I have records like this
[
{
"key": 1,
"val":"1"
},
{
"key": 2,
"val":"1"
},
{
"key": 3,
"val":"1"
},
{
"key": 4,,
"val":"2"
}
]
I want to active something like this,
if i give a filter {val:"1"}
i want to be able get 50%(rounded up) random results.
for ex, one possible expected results could be
{
"key": 1,
"val":"1"
},
{
"key": 2,
"val":"1"
}
I could have handled this in my code after getting all results, but this is one of the steps in my aggregate pipeline, output of this stage will be used as input for next stages of the pipeline.
CodePudding user response:
You can first create a random sort key by $rand
. Use $setWindowFields
to compute $rank
and total.

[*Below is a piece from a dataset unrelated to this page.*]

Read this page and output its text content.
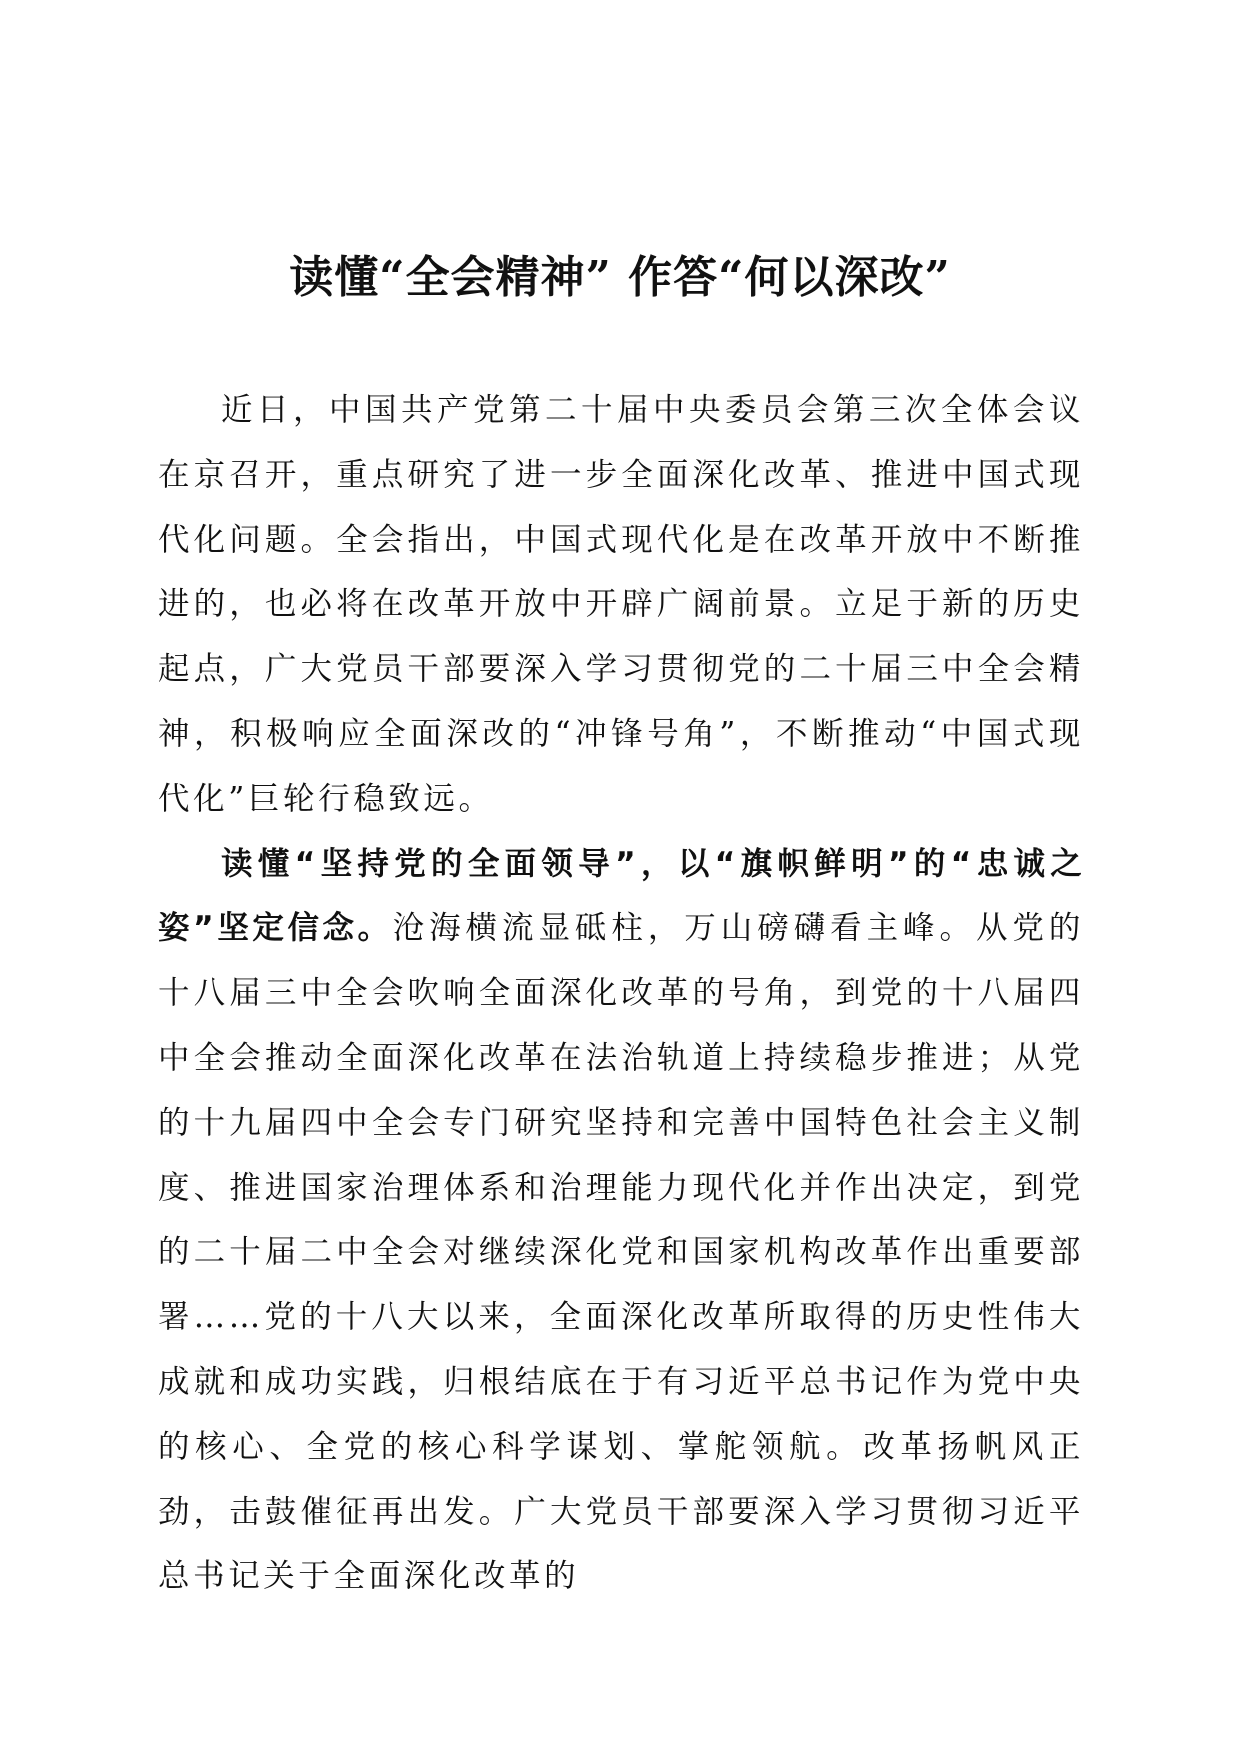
读懂“全会精神” 作答“何以深改”

近日，中国共产党第二十届中央委员会第三次全体会议在京召开，重点研究了进一步全面深化改革、推进中国式现代化问题。全会指出，中国式现代化是在改革开放中不断推进的，也必将在改革开放中开辟广阔前景。立足于新的历史起点，广大党员干部要深入学习贯彻党的二十届三中全会精神，积极响应全面深改的“冲锋号角”，不断推动“中国式现代化”巨轮行稳致远。

读懂“坚持党的全面领导”，以“旗帜鲜明”的“忠诚之姿”坚定信念。沧海横流显砥柱，万山磅礴看主峰。从党的十八届三中全会吹响全面深化改革的号角，到党的十八届四中全会推动全面深化改革在法治轨道上持续稳步推进；从党的十九届四中全会专门研究坚持和完善中国特色社会主义制度、推进国家治理体系和治理能力现代化并作出决定，到党的二十届二中全会对继续深化党和国家机构改革作出重要部署……党的十八大以来，全面深化改革所取得的历史性伟大成就和成功实践，归根结底在于有习近平总书记作为党中央的核心、全党的核心科学谋划、掌舵领航。改革扬帆风正劲，击鼓催征再出发。广大党员干部要深入学习贯彻习近平总书记关于全面深化改革的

Finally use $divide
to compute the relative rank and find by less than the threshold / sampling percentage you preferred.
db.collection.aggregate([
{
"$addFields": {
"randSortKey": {
"$rand": {}
}
}
},
{
"$setWindowFields": {
"partitionBy": null,
"sortBy": {
"randSortKey": 1
},
"output": {
"rank": {
"$rank": {}
},
total: {
$sum: 1
}
}
}
},
{
"$match": {
$expr: {
$lte: [
{
"$divide": [
"$rank",
"$total"
]
},
0.5
]
}
}
},
{
"$unset": [
"randSortKey",
"rank",
"total"
]
}
])